Dao at the Dining Table

I found my body at the dining room table
as her tongue probed the pockets of her gums,
digging out every morsel of food
brought to her lips by a hand that has been with her for 22 years.
 
This food that was cooked for her by a mother who taught her how to eat
with applesauce and choo-choo trains.
 
I found my body in the heat of delight
in its discovery of the Outer Radiance 
of the Dao.
A vegan cheddar broccoli soup, just one of many dishes my mom made for Thanksgiving dinner this year.

A vegan cheddar broccoli soup, just one of many dishes my mom made for Thanksgiving dinner this year.

Mom teaching my fiancé how to make blueberry jam. We have stacks of her jam to enjoy throughout the year, including the apple and pear butters we so loved this holiday season.

Mom teaching my fiancé how to make blueberry jam. We have stacks of her jam to enjoy throughout the year, including the apple and pear butters we so loved this holiday season.

I started listening to chapters from John Minford’s translation of Tao Te Ching every morning at the end of 2020. The first chapter, titled “Gateway to All Marvels” (read it here) is a beautiful thought that explains how Daoists do not deny or distance themselves from sense perceptions, but rather, use them as opportunities to discover the Dao (or, roughly, the natural order and “way” of the universe). Minford ends his translation with the quote, “It is Contemplation that gives spiritual significance to objects of sense.”

This chapter especially stood out to me, as I had just realized at Christmas dinner how much I had to be thankful for in my mother’s cooking. She cooked a lot this holiday season, stirring love into her sweet potato rolls to make them rise, beating nourishment into her pumpkin pie to thicken it up, and even coming to my rescue with towels and positivity as the jelly roll cake I had made in a not-jelly-roll pan crumbled into a cake and buttercream casserole.

We often interpret ourselves and food as mere objects.

Mom hard at work making a rhubarb apple pie this spring.

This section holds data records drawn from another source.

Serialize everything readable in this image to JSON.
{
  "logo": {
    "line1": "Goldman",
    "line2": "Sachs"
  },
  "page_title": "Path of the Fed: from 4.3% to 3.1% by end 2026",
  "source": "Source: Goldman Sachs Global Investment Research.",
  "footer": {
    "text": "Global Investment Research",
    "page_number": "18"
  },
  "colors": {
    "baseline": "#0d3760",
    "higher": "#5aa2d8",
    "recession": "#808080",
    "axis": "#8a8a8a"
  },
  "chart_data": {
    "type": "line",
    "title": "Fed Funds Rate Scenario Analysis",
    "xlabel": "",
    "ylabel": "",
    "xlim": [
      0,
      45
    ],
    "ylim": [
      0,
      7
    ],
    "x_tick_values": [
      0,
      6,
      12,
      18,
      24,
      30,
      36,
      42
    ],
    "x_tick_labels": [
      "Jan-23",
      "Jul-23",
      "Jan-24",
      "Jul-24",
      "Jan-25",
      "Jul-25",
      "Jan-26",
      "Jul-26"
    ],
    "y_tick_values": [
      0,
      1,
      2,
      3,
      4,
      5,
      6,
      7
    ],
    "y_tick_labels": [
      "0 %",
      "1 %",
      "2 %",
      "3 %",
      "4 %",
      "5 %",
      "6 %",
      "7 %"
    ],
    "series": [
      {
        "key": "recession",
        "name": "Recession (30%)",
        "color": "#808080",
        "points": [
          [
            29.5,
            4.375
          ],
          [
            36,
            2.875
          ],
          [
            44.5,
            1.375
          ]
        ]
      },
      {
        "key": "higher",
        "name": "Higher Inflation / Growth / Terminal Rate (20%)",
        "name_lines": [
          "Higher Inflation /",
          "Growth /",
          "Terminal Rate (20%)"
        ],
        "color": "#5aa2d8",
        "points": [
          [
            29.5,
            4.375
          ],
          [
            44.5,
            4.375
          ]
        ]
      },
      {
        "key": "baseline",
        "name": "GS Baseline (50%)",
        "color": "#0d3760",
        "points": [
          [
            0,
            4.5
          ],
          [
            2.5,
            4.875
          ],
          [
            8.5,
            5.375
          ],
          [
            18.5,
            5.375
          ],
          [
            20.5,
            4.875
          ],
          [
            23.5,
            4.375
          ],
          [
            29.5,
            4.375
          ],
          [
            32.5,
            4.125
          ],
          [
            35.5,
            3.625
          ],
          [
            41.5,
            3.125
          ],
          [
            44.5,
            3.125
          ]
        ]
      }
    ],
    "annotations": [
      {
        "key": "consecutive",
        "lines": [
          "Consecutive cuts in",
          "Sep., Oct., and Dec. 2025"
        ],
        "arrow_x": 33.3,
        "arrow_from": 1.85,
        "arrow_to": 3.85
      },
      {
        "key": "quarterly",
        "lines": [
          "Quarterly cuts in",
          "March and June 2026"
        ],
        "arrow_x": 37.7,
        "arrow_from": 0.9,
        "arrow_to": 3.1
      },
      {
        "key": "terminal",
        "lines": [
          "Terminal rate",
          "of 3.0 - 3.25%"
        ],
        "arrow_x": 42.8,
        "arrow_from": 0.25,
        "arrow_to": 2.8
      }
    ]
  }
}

She loves novelty and tradition alike!

Mom hard at work making a rhubarb apple pie this spring. She loves novelty and tradition alike!

All too often, I have categorized the foods prepared for me by my loved ones by either the number of calories I estimate them to contain or by the binary of “good” and “bad.” As many of us know, this sucks the joy out of a holiday dinner more quickly than any burnt turkey or cake-turned-casserole.

But when we change our perspectives and view our bodies as vessels for our souls to learn and appreciate the true nature of the world, and when we view each item of food that we taste as an opportunity to be reminded of the countless hands, hearts, and natural forces that have come together to grow, transport, sell, and prepare the meals that nourish us, we no longer feel that negativity towards our bodies or plates.

Enjoying food does not make you gluttonous.

It makes you a blessed soul with an opportunity to grow.